Repoussé aux calendes grecques, La Petite Sorcière cède l’écran à un Ghibli mi-figue mi-raisin, de facture tout aussi mignonne, mais d’une ampleur nettement en deçà du zénith miyazakien. Dérivé d’un long métrage peu connu du studio, Mimi o Sumaseba (Si tu tends l’oreille), Le Royaume des chats fouine dans les meilleures bottes secrètes de Ghibli, sans réussir à extraire la combinaison magique, ni à maintenir un enthousiasme égal d’une péripétie à l’autre. La trame est pourtant jonchée de pavés rutilants. Hiroyuki Morita et Aoi Hiirogi détournent les trois références maîtresses du conte façon Boucle d’or: la dînette, la maisonnette et les coussinets – ceux des neko ("chats"), plus divinement psychotiques les uns que les autres. L’attention prêtée au salon anglais de Baron et à la ronde des pâtisseries dresse un premier tableau pimpant du Royaume des chats. L’ouverture guillerette et chatoyante nous promène d’un carrefour ensoleillé au repaire nocturne du solennel Baron Humbert Von Gikkingen, escorté par Mouta le matou dodu (ou l’impitoyable Rénaldo Moon). "Une jeune fille inexpérimentée livrée à elle-même sur une terre inconnue…" Les Chihiro, Kiki, Nausicaä et Fio se reconnaîtront sans peine dans leur petite cousine en socquettes blanches.

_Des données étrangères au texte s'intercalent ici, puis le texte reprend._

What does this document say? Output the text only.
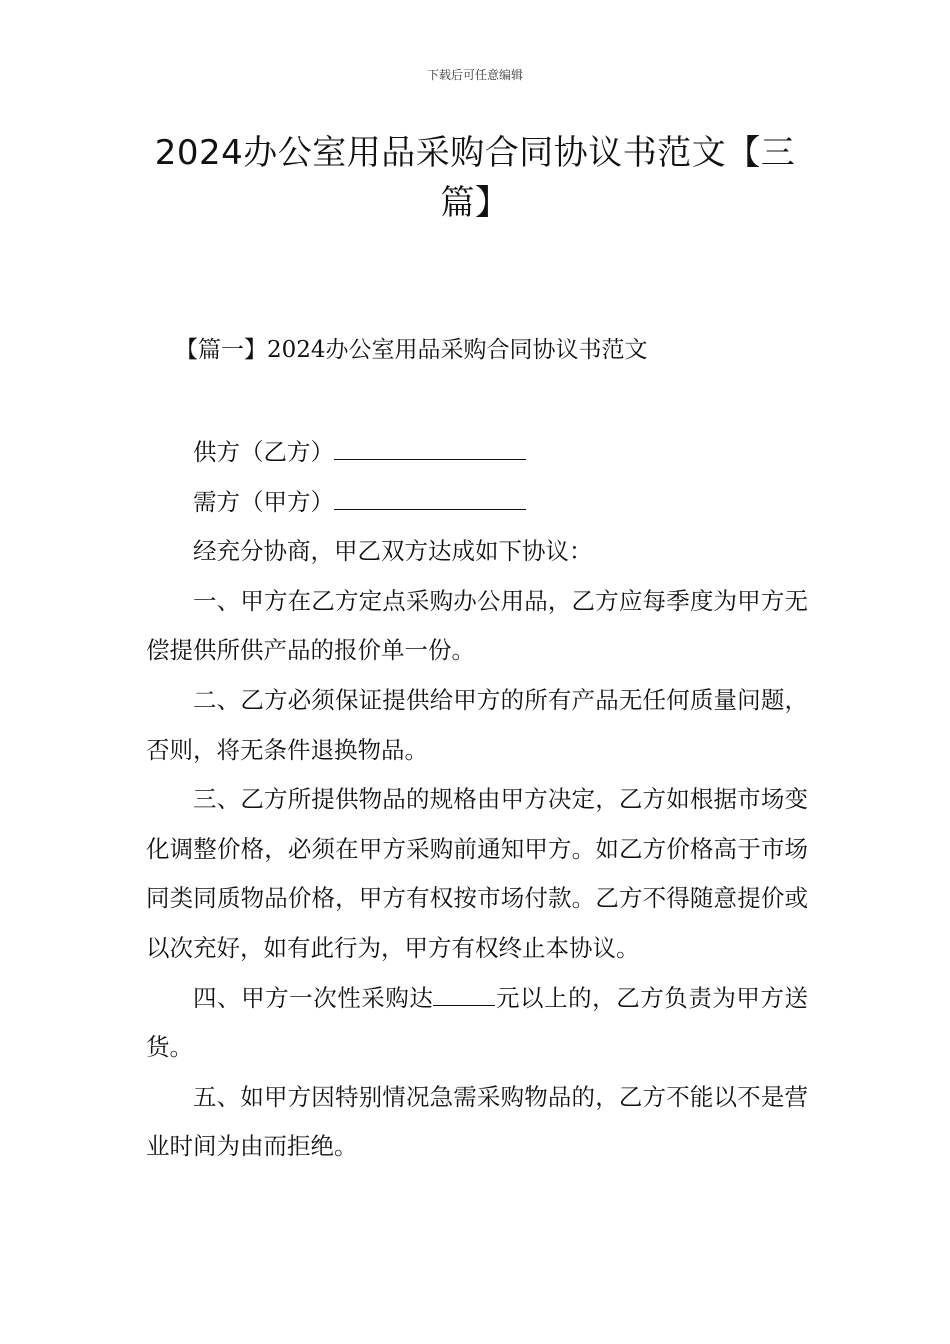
下载后可任意编辑
2024办公室用品采购合同协议书范文【三篇】
【篇一】2024办公室用品采购合同协议书范文

供方（乙方）

需方（甲方）

经充分协商，甲乙双方达成如下协议：

一、甲方在乙方定点采购办公用品，乙方应每季度为甲方无偿提供所供产品的报价单一份。

二、乙方必须保证提供给甲方的所有产品无任何质量问题，否则，将无条件退换物品。

三、乙方所提供物品的规格由甲方决定，乙方如根据市场变化调整价格，必须在甲方采购前通知甲方。如乙方价格高于市场同类同质物品价格，甲方有权按市场付款。乙方不得随意提价或以次充好，如有此行为，甲方有权终止本协议。

四、甲方一次性采购达	元以上的，乙方负责为甲方送货。

五、如甲方因特别情况急需采购物品的，乙方不能以不是营业时间为由而拒绝。
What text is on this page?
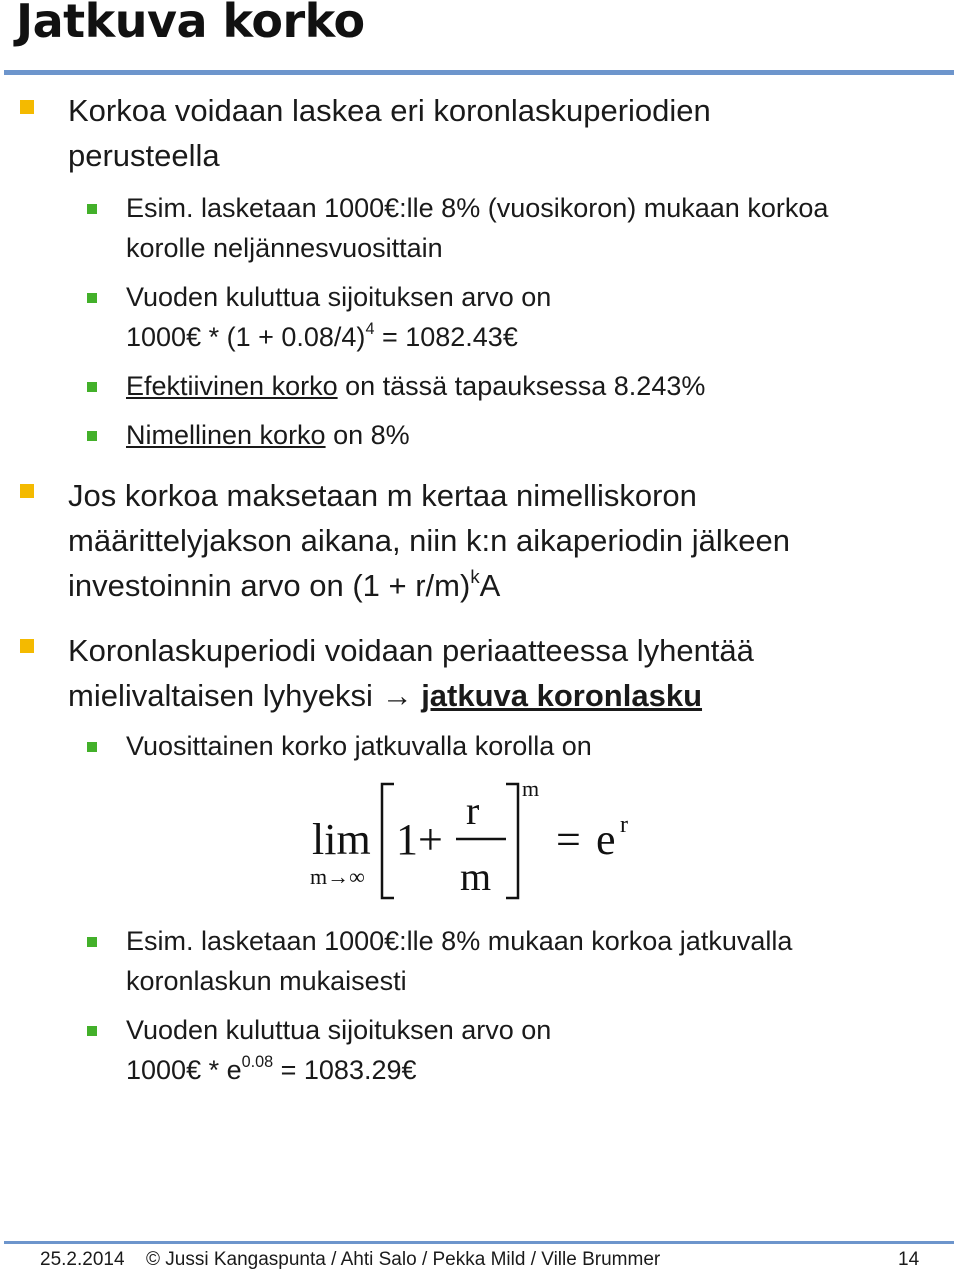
Jatkuva korko
Korkoa voidaan laskea eri koronlaskuperiodien
perusteella
Esim. lasketaan 1000€:lle 8% (vuosikoron) mukaan korkoa
korolle neljännesvuosittain
Vuoden kuluttua sijoituksen arvo on
1000€ * $(1 + 0.08/4)^4$ = 1082.43€
Efektiivinen korko on tässä tapauksessa 8.243%
Nimellinen korko on 8%
Jos korkoa maksetaan m kertaa nimelliskoron
määrittelyjakson aikana, niin k:n aikaperiodin jälkeen
investoinnin arvo on $(1 + r/m)^kA$
Koronlaskuperiodi voidaan periaatteessa lyhentää
mielivaltaisen lyhyeksi → jatkuva koronlasku
Vuosittainen korko jatkuvalla korolla on
lim
m→∞
1+
r
m
m
= e r
Esim. lasketaan 1000€:lle 8% mukaan korkoa jatkuvalla
koronlaskun mukaisesti
Vuoden kuluttua sijoituksen arvo on
1000€ * $e^{0.08}$ = 1083.29€
25.2.2014 © Jussi Kangaspunta / Ahti Salo / Pekka Mild / Ville Brummer	14
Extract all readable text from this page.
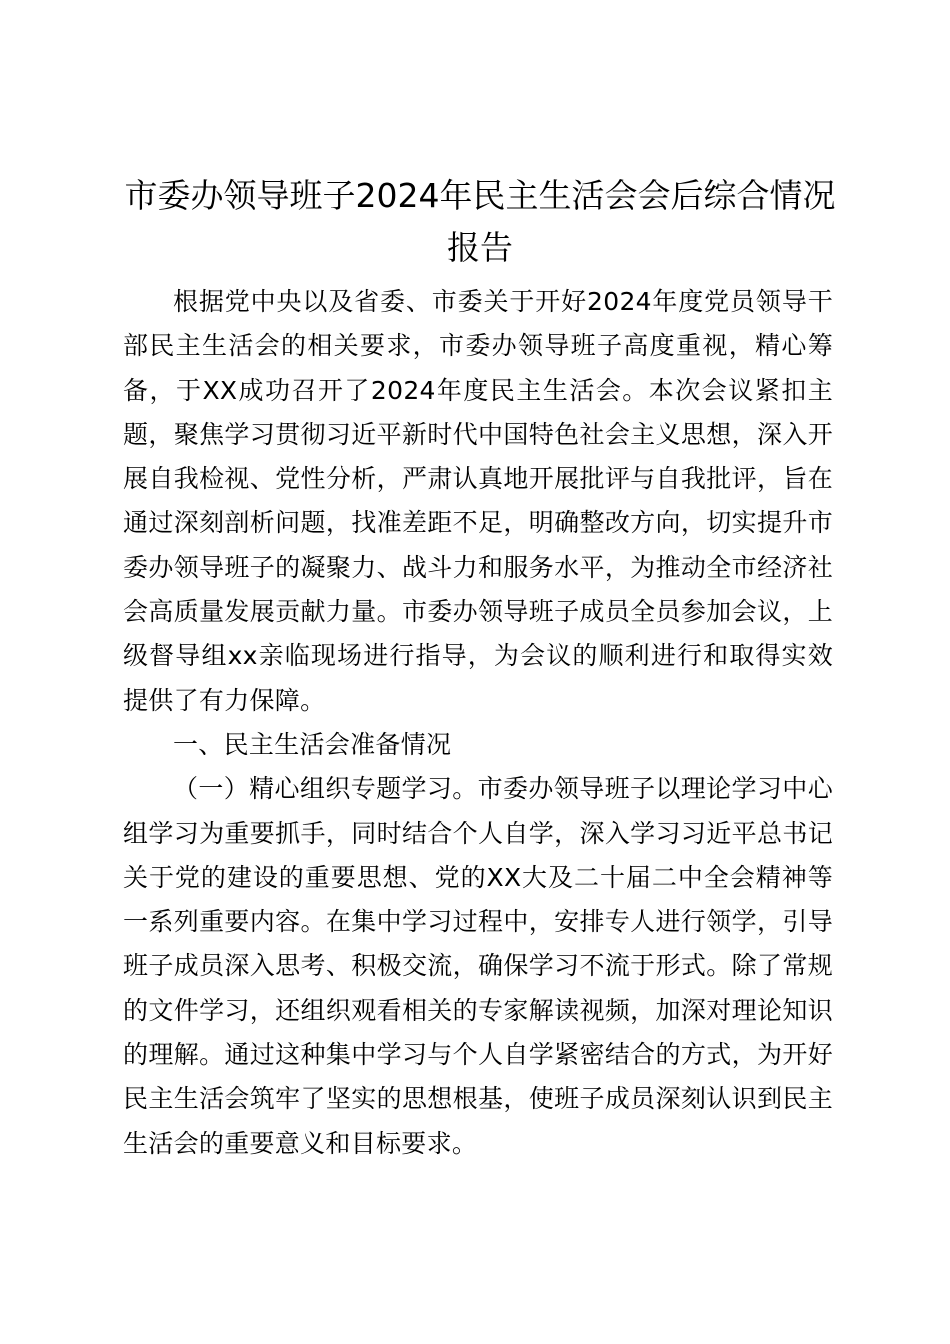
市委办领导班子2024年民主生活会会后综合情况报告

根据党中央以及省委、市委关于开好2024年度党员领导干部民主生活会的相关要求，市委办领导班子高度重视，精心筹备，于XX成功召开了2024年度民主生活会。本次会议紧扣主题，聚焦学习贯彻习近平新时代中国特色社会主义思想，深入开展自我检视、党性分析，严肃认真地开展批评与自我批评，旨在通过深刻剖析问题，找准差距不足，明确整改方向，切实提升市委办领导班子的凝聚力、战斗力和服务水平，为推动全市经济社会高质量发展贡献力量。市委办领导班子成员全员参加会议，上级督导组xx亲临现场进行指导，为会议的顺利进行和取得实效提供了有力保障。

一、民主生活会准备情况

（一）精心组织专题学习。市委办领导班子以理论学习中心组学习为重要抓手，同时结合个人自学，深入学习习近平总书记关于党的建设的重要思想、党的XX大及二十届二中全会精神等一系列重要内容。在集中学习过程中，安排专人进行领学，引导班子成员深入思考、积极交流，确保学习不流于形式。除了常规的文件学习，还组织观看相关的专家解读视频，加深对理论知识的理解。通过这种集中学习与个人自学紧密结合的方式，为开好民主生活会筑牢了坚实的思想根基，使班子成员深刻认识到民主生活会的重要意义和目标要求。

La comédie extravagante prend pourtant le pas sur la flamme aventurière et les grands espaces. Indécise mais vorace, Haru part goûter à la vie princière des félins, sans se douter du piège qui lui est tendu. Une patte posée dans l’autre monde, et l’esthétisme du film bascule du côté mou. Les décors s’appauvrissent, les détails s’amenuisent, la joliesse des saynètes urbaines disparaît au profit d’un château maigrichon. Régime pain sec pour toute la cour. Pour qui rêvait d’un palais gourmand à la Hans et Gretel: léger désappointement. Haru satisfait ses vœux de princesse, mais perd dans la foulée son identité. Plus elle se conforme à la communauté féline, plus elle renonce à ses attaches terrestres et refuse de mûrir. Inabouti, mais désopilant dans ses virages les plus périlleux, Le Royaume des chats pourrait être le pendant enfantin du Voyage de Chihiro. Toujours à la proue du vaisseau, Hayao Miyazaki a couvé et téléguidé les débuts de Morita. Terrain neutre dédié aux jeunes brindilles du studio, l’entreprise peine encore à rivaliser avec Mimi o Sumaseba de Yoshifumi Kondô (décédé en 1998), qui témoignait d’une sensibilité et d’une personnalité bien différenciées des pères fondateurs.